Os manifestantes foram vistos agitando bandeiras palestinas, tocando tambores e gritando: “David Ellison, você não pode se esconder / Você está apoiando o genocídio” fora do tapete vermelho do estúdio Paramount. Entertainment Labor for Palestine, CodePink LA e Jewish Voice for Peace-Los Angeles lideraram o protesto.
“A manifestação chamou a atenção para o silenciamento generalizado das vozes pró-Palestinas pela indústria e para o seu branqueamento do genocídio em curso de Israel em Gaza”, escreveu CodePink LA no seu comunicado de imprensa. “Os manifestantes reuniram-se fora do evento para aumentar a conscientização sobre a campanha de boicote ‘Pânico 7’ e exortar o público a abster-se de apoiar o filme.”
O diretor de “Pânico 7”, Kevin Williamson, disse à Variety no tapete vermelho que seu “coração está com” os manifestantes.

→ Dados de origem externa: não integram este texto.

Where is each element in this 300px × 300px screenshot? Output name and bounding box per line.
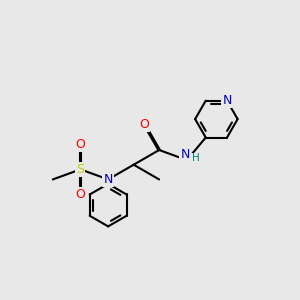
Text: N: N [181, 148, 190, 161]
Text: N: N [222, 94, 232, 107]
Text: O: O [76, 188, 85, 201]
Text: S: S [76, 163, 85, 176]
Text: O: O [140, 118, 149, 131]
Text: N: N [103, 173, 113, 186]
Text: H: H [192, 153, 200, 164]
Text: O: O [76, 138, 85, 151]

“Vivemos em um mundo onde muitas coisas ruins estão acontecendo por aí, e acho que muitas pessoas querem ser ouvidas e querem que sua voz seja ouvida sobre as coisas ruins que estão acontecendo”, disse Williamson. “Não sei se cancelar o Paramount+ é a maneira de fazer isso. Mas acho que as pessoas deveriam ouvir o seu eu interior e fazer o que é bom para elas.”
Após o protesto, Barrera postou “Estou te vendo”, com um coração vermelho em sua história no Instagram.

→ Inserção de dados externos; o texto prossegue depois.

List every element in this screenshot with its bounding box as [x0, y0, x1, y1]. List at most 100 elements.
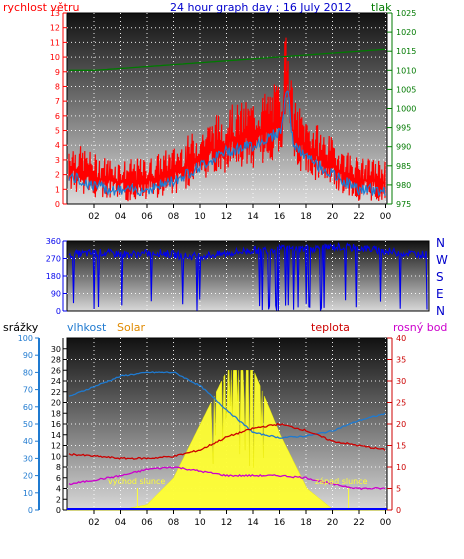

Depois que Barrera se referiu à conduta de Israel durante a guerra em Gaza como “genocídio e limpeza étnica” nas redes sociais, a produtora de “Pânico”, Spyglass Media Group, demitiu-a de “Pânico 7”.
“A posição da Spyglass é inequivocamente clara: temos tolerância zero com o anti-semitismo ou o incitamento ao ódio sob qualquer forma, incluindo falsas referências ao genocídio, limpeza étnica, distorção do Holocausto ou qualquer coisa que ultrapasse flagrantemente a linha do discurso de ódio”, disse um representante da Spyglass Media à Variety em 2023.
A co-estrela de Barrera, Jenna Ortega, deixou a franquia de terror um dia após o anúncio da Spyglass. Mais tarde, ela disse ao Cut que sua decisão “não teve nada a ver com pagamento ou agendamento”, conforme relatado inicialmente. O diretor original Christopher Landon saiu do filme logo depois.
“A coisa da Melissa estava acontecendo e tudo estava desmoronando”, disse Ortega ao Cut. “Se ‘Pânico VII’ não fosse estar com aquela equipe de diretores e com aquelas pessoas por quem me apaixonei, então não parecia ser o movimento certo para mim em minha carreira na época.”
O filme avançou com Neve Campbell retornando como estrela e Williamson – o criador da franquia – dirigindo “Pânico 7”.
A Paramount não respondeu imediatamente a um pedido de comentário.
Em Setembro, Ortega e Barrera juntaram-se a mais de 5.000 figuras do cinema que se comprometeram a boicotar a indústria cinematográfica israelita numa carta aberta da Film Workers for Palestine. Os signatários prometeram não “exibir filmes, aparecer ou trabalhar de qualquer outra forma com instituições cinematográficas israelenses… que estejam implicadas no genocídio e no apartheid contra o povo palestino”.
Em resposta, cerca de 1.200 outras figuras de Hollywood assinaram outra carta rejeitando o boicote – um reflexo da divisão em Hollywood sobre a guerra em Gaza.